Dentin is the largest tissue of a tooth, gives the basic shape of the crown and root, and forms the walls of the pulp cavity in the crown and root area. The color is light yellow in deciduous teeth and yellow in permanent teeth, less hard than enamel, and harder than the cementum. In contrast to the enamel, dentine is highly elastic, can support the non-resilient enamel, and is highly permeable. In its chemical composition, dentine has 70% inorganic matter, 17% organic matter (collagen, proteins, and citric acid), and 13% water. Dentine is structured into dentinal tubules that are ending beneath the enamel and contain the Tome’s fibers also called processes of odontoblasts cells present in the dental pulp. For this reason, dentine is a living and sensitive hard tissue of the tooth. Dentine tubes have an “S” curved shape and start perpendicular to the pulp chamber surface but are straight under the cusps and in the root area. The dentine encloses the dental pulp, the soft tissue formed by blood vessels, nerves, and specialized tissue, all responsible for the tooth’s vitality [3, 6].

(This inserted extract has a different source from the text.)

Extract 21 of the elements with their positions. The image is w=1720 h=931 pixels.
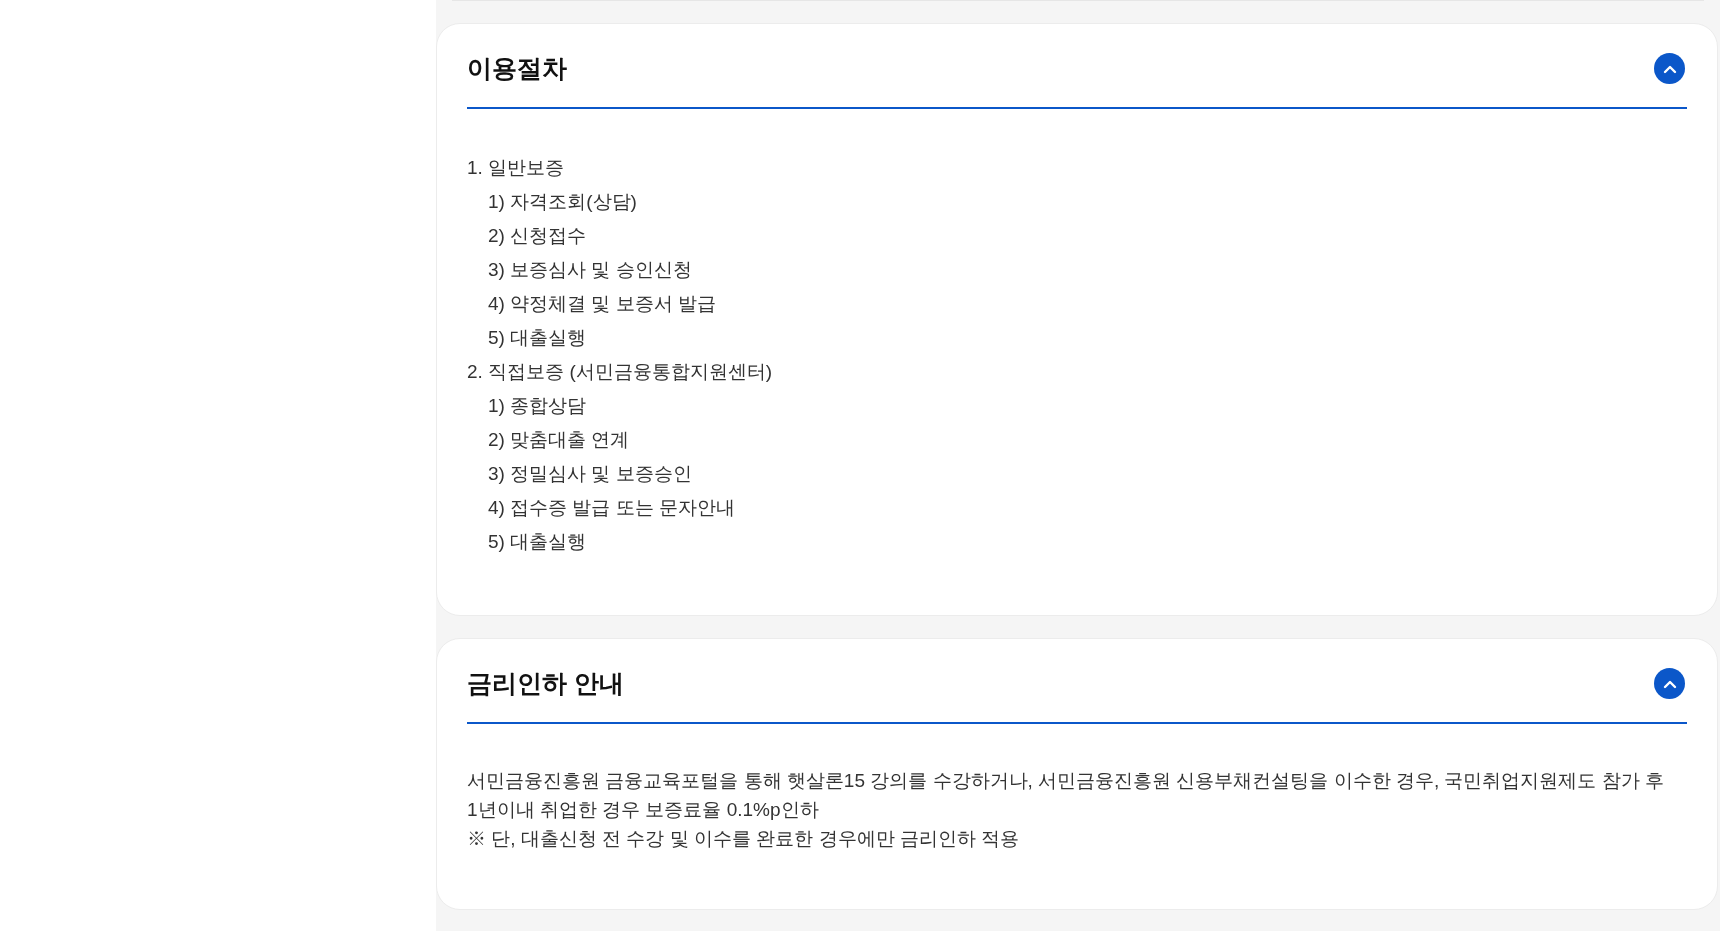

Dental pulp is contained within the pulp chamber of the crown, close to the cervical line and in the cervical third part of the crown, and is followed by the pulp canal along the root. The pulp chamber and root canal form together the pulp cavity. Pulp has the main role in forming the dentine, has a sensory function through which the tooth is felt, and also has a nutrient function by supplying nutrition to the dentine through the blood vessels and odontoblastic processes with an important role in maintaining the tooth’s vitality. The last function is the defensive one, through which the pulp is producing secondary dentine to maintain the vitality of the tooth in case of damaging factors such as cavities, occlusal overloading, and aging. In young teeth, the pulp chamber is bigger and follows the shape of the crown through the extension of pulp chamber into the cusps. These extensions are called pulp horns. By aging, the pulp chamber is reducing its size because of secondary dentine deposition. The root canal and apical foramen are wide in case of young teeth and become narrow by aging. Root canals can be straight or curved, single or not, with accessory lateral canals usually in the apical foramen or at the floor of the pulp chamber. Apical foramen or root apex is a small foramen through which the blood vessels and nerves enter the pulp chamber and may be located on the lateral side of the apex. A tooth can have more than one foramina. Through apical foramen, there is a communication with periodontal space. Endodontic and periodontal pathology are interconnected and influenced one by another through apical foramen or accessory foramens and root canals [7].
The three hard tissues of the tooth, enamel, dentine, and cementum, and the soft tissue represented by dental pulp have to be considered in relation with the oral-facial structures, oral cavity, and all surrounded soft tissues and anatomical structures.